Miselyum, bir ağacın veya çalının kökünü, çoğunlukla dışarıdan olmak üzere yoğun bir örtü ile kaplar, ancak kısmen içeri girer. Miselyumun serbest dalları (hyphae) kapaktan ayrılır ve zeminde farklı yönlere saparak kök kıllarının yerini alır.
Özel beslenmenin doğası gereği, hyphae yardımı ile mantarlar topraktan su, mineral tuzlar ve diğer çözünür organik maddeleri emer, çoğunlukla azotludur. Bu tür maddelerin belirli bir miktarı kökünden elde edilir ve geri kalanı miselyum ve meyve veren cisimlerin gelişimi için mantarın kendisine gider. Ek olarak, kök mantarlara karbonhidrat beslenmesi sağlar.
Uzun süredir, bilim adamları yakınlarda hiç ağaç yoksa, kapaklı mantarların çoğunun miselyumunun gelişmemesinin nedenini açıklayamadı. Sadece 70'lerde. XIX yüzyıl mantarların sadece ağaçların yanına yerleşme eğilimi göstermediği, onlar için bu mahallenin çok önemli olduğu ortaya çıktı. Bilimsel olarak doğrulanmış gerçek, birçok mantarın (aspen boletus, podolynanik, ekim, boletus vb.) İsimlerine yansımıştır.
Mikorhizal mantarların miselyumu ağaçların kök bölgesinde orman toprağına nüfuz eder. Bu tür mantarlar için, simbiyoz hayati önem taşır, çünkü miselyum hala onsuz gelişebilirse, ancak meyve veren vücut olası değildir.
Önceleri, mantar ve mikoriza beslemenin karakteristik yoluna çok fazla önem vermediler; bu, özellikle bu çeşitliliğin en değerli olanı olan boletus olan suni koşullar altında yenilebilir orman meyve organları yetiştirmeye yönelik sayısız başarısız girişimde bulunmalarına neden oldu. Porcini mantarı, yaklaşık 50 ağaç türüyle simbiyotik bir ilişki içine girebilir. Rus ormanlarında en sık çam, ladin, huş, kayın, meşe, gürgen gibi bir sembiyoz vardır. Aynı zamanda, mantarın mikoriza oluşturduğu ağaç türü türü, şeklini ve başlık ve bacakların rengini etkiler. Toplamda yaklaşık 18 cep tipi. Şapkaların rengi meşe ve kayın ormanlarında koyu bronzdan neredeyse siyaha kadar değişmektedir.
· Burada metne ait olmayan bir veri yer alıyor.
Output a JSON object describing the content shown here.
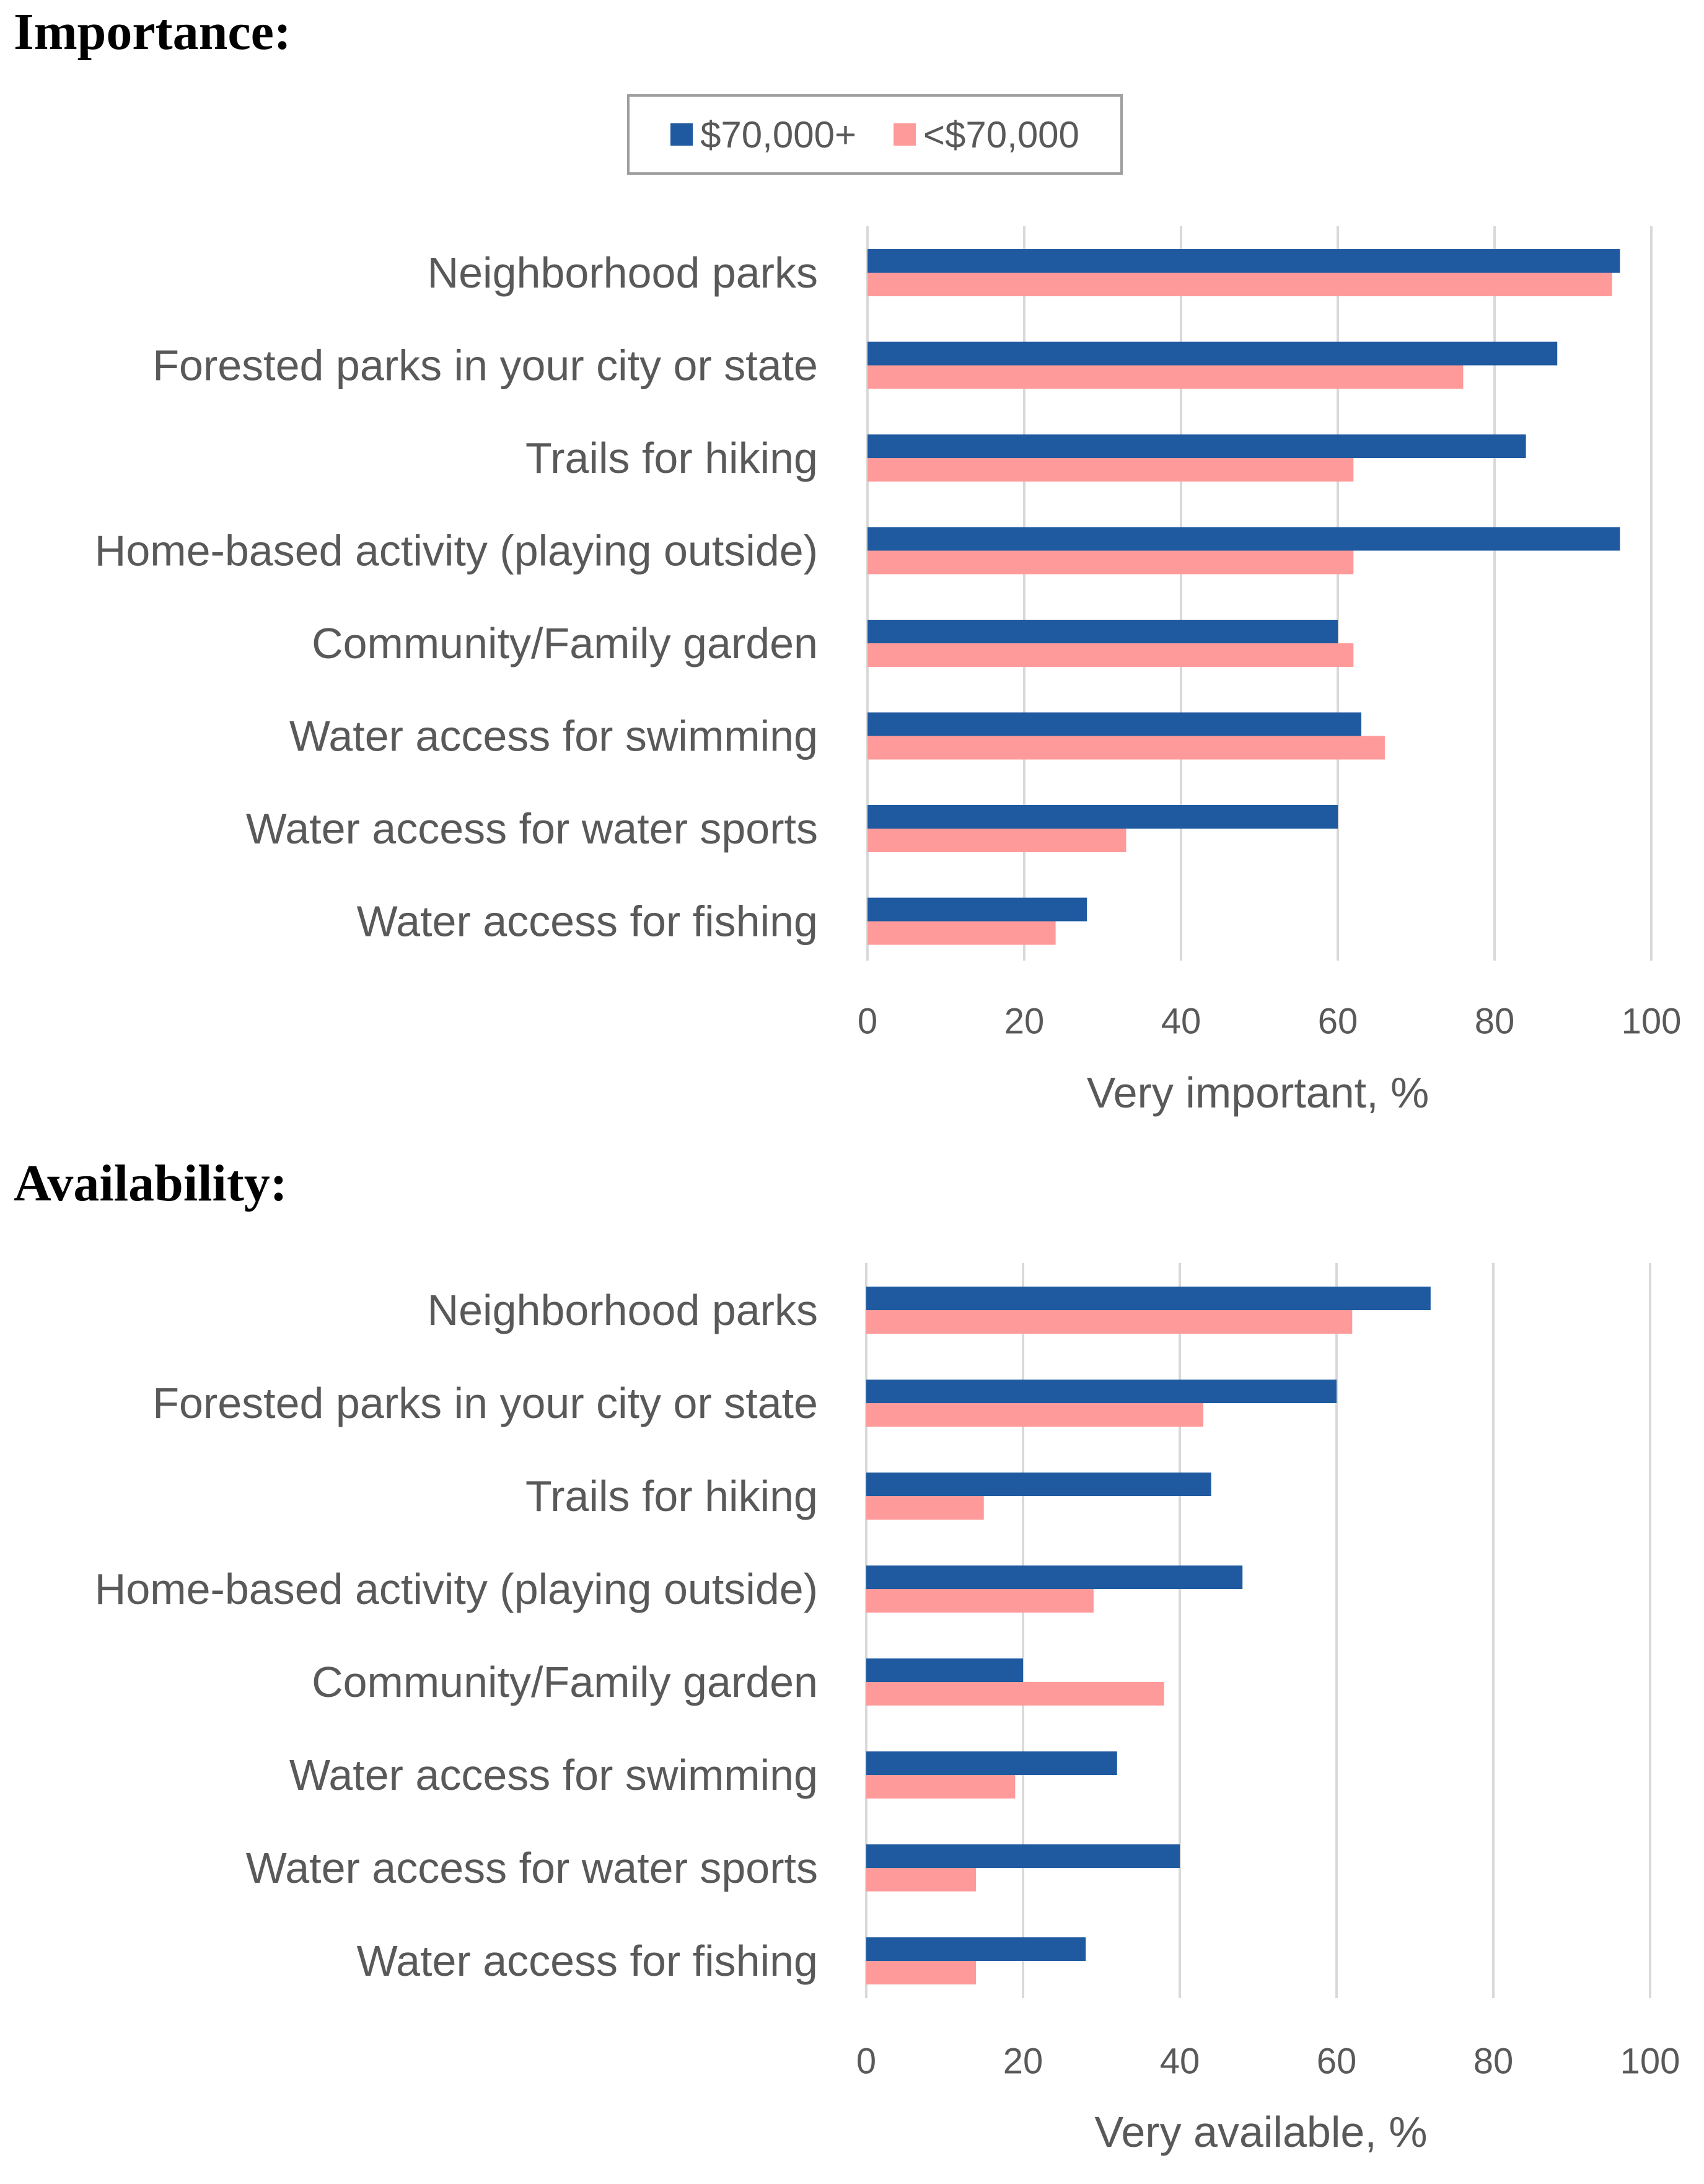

Huş ağacı kabuğu, tundrada bulunan cüce de dahil olmak üzere, belirli huş tipleri ile birlikte mikoriza oluşturur. Orada huş ağaçlarının kendisinden çok daha büyük huş ağaçları bile bulabilirsiniz.
Sadece belirli bir ağaç türüyle temas eden mantarlar vardır. Özellikle, karaçam yağlayıcı, sadece kendi adına yansıtılan karaçam ile bir simbiyoz oluşturur.
Ağaçların kendileri için mantar ile böyle bir bağlantı yapılması çok önemlidir. Orman şeritlerinin ekim uygulamasına bakılırsa, mikoriza olmadan ağaçların zayıf büyüdüğü, zayıfladığı ve çeşitli hastalıklara maruz kaldığı söylenebilir.
Mikorhizik sembiyoz çok karmaşık bir süreçtir. Mantar ve yeşil bitkilerin bu tür ilişkileri genellikle çevre koşulları tarafından belirlenir. Bitkiler yetersiz beslendiğinde, miselyumun kısmen işlenmiş dallarını “yerler”, yani “açlık” yaşayan mantar, kök hücrelerin içeriğini, yani parazitizme başvurmaya başlar.
Simbiyotik ilişkilerin mekanizması oldukça ince ve dış koşullara karşı çok hassastır. Muhtemelen, uzun bir evrim sırasında karşılıklı olarak yararlı bir sembiyoza dönüşen yeşil bitkilerin kökleri üzerinde mantar parazitliği normaline dayanmaktadır. Mantarlı ağaç türlerinin mikorizalarının bilinen en eski vakaları, yaklaşık 300 milyon yıllık Üst Karbonifer sedimanlarında bulundu.
Büyüyen orman mikorhizal mantarlarının zorluğuna rağmen, onları yazlık evlerde yetiştirmeye çalışmak hala mantıklı geliyor. Bunu yapmanın mümkün olup olmadığı çeşitli faktörlere bağlı olduğundan, başarıyı garanti etmek imkansızdır.